My master's thesis work in progress on the sociology of online publics will be presented at no less than three conferences this year. First comes the DASTS 2012 conference later this month, which is also a rehearsal for the huge 4S/EASST conference in Copenhagen in October. The third conference that I am going to present at is the 26th Conference of the Nordic Sociological Association in Reykjavik, Iceland, this August - for which I received a student scholarship to cover some of the costs (thanks!).
Here follows the short version:
Here follows the short version:
Public-formatting technologies and their
displacement
Recent research
within STS (e.g. Marres, Latour) has followed Dewey’s argument that the
contemporary public is not a stable sphere, but rather ”scattered, mobile,
manifold” (Dewey 1927, p. 146). This paper aims to contribute to the research
agenda of how publics organize under plural, socio-technical conditions.
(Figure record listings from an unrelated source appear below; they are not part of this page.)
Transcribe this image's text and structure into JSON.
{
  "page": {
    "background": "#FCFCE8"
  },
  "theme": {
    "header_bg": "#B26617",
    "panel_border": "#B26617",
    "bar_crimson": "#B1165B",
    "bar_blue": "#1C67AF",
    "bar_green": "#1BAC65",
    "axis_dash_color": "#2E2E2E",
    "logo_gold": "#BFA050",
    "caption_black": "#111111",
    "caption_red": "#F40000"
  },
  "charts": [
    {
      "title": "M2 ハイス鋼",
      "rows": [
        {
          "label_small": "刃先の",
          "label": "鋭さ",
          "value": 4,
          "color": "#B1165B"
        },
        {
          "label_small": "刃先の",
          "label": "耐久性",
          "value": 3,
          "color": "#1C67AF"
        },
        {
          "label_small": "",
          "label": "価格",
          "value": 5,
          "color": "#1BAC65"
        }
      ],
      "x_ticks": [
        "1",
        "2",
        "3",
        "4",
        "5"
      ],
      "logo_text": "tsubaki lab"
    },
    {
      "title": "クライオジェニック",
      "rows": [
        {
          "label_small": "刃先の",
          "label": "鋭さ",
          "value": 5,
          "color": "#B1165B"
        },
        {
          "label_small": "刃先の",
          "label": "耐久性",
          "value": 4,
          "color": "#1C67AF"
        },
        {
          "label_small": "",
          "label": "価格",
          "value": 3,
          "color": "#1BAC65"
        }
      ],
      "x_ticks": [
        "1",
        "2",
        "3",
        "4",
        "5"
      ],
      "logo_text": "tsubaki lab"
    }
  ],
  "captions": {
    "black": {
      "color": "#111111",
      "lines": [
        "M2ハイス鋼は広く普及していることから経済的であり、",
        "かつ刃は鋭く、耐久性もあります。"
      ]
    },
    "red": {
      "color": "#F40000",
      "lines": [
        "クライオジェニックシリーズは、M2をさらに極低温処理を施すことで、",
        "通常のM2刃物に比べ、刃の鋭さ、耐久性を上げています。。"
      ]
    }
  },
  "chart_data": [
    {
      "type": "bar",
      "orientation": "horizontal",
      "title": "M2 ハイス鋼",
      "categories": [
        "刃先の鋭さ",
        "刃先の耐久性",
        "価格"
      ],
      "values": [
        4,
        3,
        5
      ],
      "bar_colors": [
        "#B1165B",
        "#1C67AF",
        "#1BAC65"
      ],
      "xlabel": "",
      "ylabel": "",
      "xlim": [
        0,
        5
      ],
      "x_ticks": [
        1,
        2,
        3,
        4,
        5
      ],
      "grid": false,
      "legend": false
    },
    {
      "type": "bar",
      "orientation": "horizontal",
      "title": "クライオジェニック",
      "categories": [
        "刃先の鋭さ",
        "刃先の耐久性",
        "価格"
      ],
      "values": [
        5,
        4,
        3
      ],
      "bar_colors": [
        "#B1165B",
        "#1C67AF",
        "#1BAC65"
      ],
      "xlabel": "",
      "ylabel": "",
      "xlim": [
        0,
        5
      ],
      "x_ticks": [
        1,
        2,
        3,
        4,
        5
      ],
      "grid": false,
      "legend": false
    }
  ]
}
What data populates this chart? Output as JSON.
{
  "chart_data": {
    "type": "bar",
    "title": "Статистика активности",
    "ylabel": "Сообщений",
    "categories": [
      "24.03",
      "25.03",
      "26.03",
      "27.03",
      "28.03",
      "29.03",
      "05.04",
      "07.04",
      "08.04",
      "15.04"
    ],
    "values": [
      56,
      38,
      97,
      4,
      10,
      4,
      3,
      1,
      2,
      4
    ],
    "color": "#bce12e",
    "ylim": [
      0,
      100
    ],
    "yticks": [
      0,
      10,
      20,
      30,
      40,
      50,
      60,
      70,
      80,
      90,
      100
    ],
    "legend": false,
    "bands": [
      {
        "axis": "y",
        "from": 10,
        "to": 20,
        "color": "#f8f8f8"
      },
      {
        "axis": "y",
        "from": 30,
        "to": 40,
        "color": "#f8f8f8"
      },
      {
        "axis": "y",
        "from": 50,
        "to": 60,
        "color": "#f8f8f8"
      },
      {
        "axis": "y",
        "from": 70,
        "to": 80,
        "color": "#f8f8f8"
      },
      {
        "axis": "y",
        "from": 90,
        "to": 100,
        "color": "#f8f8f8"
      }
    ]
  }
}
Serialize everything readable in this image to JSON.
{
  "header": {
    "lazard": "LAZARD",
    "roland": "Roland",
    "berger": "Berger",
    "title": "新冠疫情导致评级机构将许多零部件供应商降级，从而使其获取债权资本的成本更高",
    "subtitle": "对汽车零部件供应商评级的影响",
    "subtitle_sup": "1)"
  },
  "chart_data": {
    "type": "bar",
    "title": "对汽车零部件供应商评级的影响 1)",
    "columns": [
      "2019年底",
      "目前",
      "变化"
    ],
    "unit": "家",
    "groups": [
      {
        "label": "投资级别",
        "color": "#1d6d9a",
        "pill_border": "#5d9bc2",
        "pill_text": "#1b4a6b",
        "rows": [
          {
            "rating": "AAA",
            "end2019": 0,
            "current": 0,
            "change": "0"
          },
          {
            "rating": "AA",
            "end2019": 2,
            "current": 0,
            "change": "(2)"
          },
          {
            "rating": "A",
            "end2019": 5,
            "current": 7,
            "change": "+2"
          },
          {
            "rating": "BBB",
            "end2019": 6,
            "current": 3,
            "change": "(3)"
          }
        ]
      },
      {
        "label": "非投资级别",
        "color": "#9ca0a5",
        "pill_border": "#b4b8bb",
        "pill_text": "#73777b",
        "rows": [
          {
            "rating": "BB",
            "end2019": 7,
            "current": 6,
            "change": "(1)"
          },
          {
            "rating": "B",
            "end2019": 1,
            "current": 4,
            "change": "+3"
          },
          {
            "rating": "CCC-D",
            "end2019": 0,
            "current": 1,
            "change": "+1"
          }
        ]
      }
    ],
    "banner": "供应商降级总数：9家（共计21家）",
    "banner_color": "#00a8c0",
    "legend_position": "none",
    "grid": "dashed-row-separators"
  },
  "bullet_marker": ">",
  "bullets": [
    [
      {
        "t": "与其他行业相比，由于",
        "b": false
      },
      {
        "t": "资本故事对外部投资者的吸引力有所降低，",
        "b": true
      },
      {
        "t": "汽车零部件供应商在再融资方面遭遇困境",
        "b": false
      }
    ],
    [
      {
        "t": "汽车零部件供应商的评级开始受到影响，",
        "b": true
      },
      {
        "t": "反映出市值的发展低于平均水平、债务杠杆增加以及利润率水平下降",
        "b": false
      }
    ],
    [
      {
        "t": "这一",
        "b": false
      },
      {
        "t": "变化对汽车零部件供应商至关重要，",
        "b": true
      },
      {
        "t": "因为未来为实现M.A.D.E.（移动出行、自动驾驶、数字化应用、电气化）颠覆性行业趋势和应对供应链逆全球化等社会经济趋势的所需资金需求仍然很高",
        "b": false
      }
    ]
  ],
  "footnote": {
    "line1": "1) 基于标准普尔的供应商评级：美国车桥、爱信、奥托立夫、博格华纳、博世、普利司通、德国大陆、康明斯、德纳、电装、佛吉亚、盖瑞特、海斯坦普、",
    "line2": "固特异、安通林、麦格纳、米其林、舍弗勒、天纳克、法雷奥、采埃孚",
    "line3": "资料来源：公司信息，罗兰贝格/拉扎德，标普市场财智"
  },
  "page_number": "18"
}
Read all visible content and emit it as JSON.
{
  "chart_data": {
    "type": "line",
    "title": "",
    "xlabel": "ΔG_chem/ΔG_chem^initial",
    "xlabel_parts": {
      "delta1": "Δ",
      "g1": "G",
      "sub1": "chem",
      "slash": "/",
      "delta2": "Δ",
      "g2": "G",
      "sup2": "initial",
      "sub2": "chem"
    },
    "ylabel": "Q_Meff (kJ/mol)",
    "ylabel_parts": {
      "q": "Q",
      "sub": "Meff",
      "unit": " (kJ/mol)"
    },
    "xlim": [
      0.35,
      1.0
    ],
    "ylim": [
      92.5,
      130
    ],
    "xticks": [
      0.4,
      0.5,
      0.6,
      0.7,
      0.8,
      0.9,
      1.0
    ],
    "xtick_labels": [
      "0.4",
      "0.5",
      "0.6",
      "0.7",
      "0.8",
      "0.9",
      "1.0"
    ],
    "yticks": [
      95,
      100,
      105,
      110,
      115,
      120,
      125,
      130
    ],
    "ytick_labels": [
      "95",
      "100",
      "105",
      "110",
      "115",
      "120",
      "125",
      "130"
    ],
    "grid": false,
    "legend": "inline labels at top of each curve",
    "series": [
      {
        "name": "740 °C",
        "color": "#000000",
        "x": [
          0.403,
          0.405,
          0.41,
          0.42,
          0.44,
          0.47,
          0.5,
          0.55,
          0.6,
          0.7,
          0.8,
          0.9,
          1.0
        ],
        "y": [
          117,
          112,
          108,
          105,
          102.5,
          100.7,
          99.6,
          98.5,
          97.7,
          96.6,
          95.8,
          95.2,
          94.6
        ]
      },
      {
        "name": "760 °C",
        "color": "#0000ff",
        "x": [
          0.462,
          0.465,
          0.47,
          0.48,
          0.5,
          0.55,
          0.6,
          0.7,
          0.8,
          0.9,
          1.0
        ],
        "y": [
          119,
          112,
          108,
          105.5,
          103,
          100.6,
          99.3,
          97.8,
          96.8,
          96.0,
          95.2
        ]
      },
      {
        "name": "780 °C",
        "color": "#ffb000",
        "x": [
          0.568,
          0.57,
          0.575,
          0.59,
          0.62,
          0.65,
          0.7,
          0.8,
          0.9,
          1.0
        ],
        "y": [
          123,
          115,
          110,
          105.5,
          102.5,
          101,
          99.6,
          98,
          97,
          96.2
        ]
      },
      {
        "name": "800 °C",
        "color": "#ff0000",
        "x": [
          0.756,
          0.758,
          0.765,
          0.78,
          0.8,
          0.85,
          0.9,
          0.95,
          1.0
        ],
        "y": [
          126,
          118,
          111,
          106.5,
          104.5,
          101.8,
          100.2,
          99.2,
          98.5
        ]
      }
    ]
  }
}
Based
on a case study of a snowstorm on the Danish island of Bornholm that kept
hundreds of islanders snowbound for a week, the study traces how media
technologies were used to bring together the symbolic and material resources
needed to translate the snowstorm from a private nuisance to a public issue. For
about a fortnight, public service media as well as so-called social media overflowed
with efforts to represent the snowstorm and its consequences. The paper argues
that the different socio-technical materialities of these media technologies
resulted in diverging ways of perceiving and public-izing the consequences of
the snowstorm, and thus formatted the public in different ways. The analysis
suggests that public service media, although designed as a home for ’the
public’, were less successful in producing sufficiently common understandings
of the situation. In their place, Facebook groups emerged as a stabilizing
technology for unruly publics, despite – or rather because of – the platform’s
original design intentions, which allowed for ongoing negotiation as to what could
be deemed private obstacles and public issues. As such, the case is an
exemplary displacement of design intentions that contributes to our
understanding of how media technologies format the contemporary public.